What could be a short-term pain solution for one person can be the catalyst for misuse, abuse, and addiction for another.

Why are some people more likely to become addicted to opioids than others?

Prescribing Risk Factors

Some risk factors can increase an individual’s likelihood of opioid misuse or abuse, including:

  • High Dose: The higher the opioid dose, the higher the risk of misuse and overdose death. Larger doses (100 morphine milligram equivalents or higher) have over two times the risk relative to lower doses. Even low doses (such as 20-50 MME) can present a risk.
  • Prolonged Duration: Prolonged use is associated with a significant risk of addiction. Physical dependence and addiction to opioids may occur in as little as a few days. As many as one in four people receiving prescription opioids long-term in a primary care setting struggle with opioid addiction.
  • Extended-Release and Long-Acting Formulations: There are greater risks of overdose and death associated with extended-release and long-acting opioid formulations versus immediate-release formulations.

Individual Risk Factors

Some individuals with certain healthcare conditions or characteristics are at higher risk of misuse, which may lead to overdose.

These include:

  • Younger adults (18-25 years old)
  • Pre-existing mental health disorders (depression, anxiety, post-traumatic stress disorder)
  • History of alcohol or substance abuse

Genetic and Environmental Risk Factors

Research has shown links between genetic and environmental risk factors and opioid misuse, abuse, or addiction.

Opioids and other drugs of abuse act on the brain’s award system.
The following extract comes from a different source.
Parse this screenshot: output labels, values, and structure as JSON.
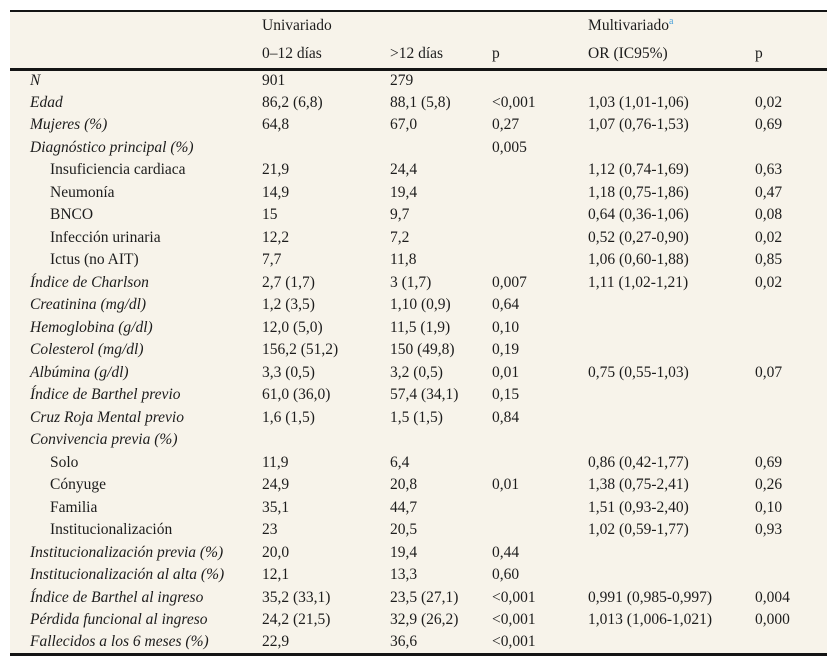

Researchers have found that the function of this system can be affected by genetic factors, identifying a gene that regulates dopamine activity. This gene was frequently found in people with substance abuse disorders.

Additional evidence suggests that environmental factors such as stress can induce epigenetic gene changes that may trigger the development of psychiatric disorders and drug addiction. (Epigenetics refers to gene expression that can be switched on or off based on environmental factors.)

According to Harvard Medical School, a stressful situation such as the loss of a job or the death of a significant other can trigger the release of hormones that lead to epigenetic changes that can impact the brain’s reward system, leading to the development of addiction or inducing a relapse in drug or alcohol recovery.

Many factors determine if an individual will take them long enough to become dependent or addicted. Some of these factors are personal, while others have to do with the prescription or other factors such as one’s environment or genetics.

One of the biggest reasons opioid use becomes opioid misuse is the opioids' ability to provide intense feelings of pleasure—particularly in the early stages of use. Opioids stimulate the brain’s reward systems, compelling some people to take them repeatedly or more often than prescribed.

The compulsion to continue using opioids builds over time to extend beyond a simple drive for pleasure; as opioid use continues, the brain also seeks to overcome tolerance to the drug’s effects and avoid the extremely unpleasant effects of withdrawal.

If you have been prescribed an opioid painkiller, be sure to talk to your doctor about your risk factors for abuse, and secure your opioid medications to keep them out of reach of any children, teens, or visitors in your home.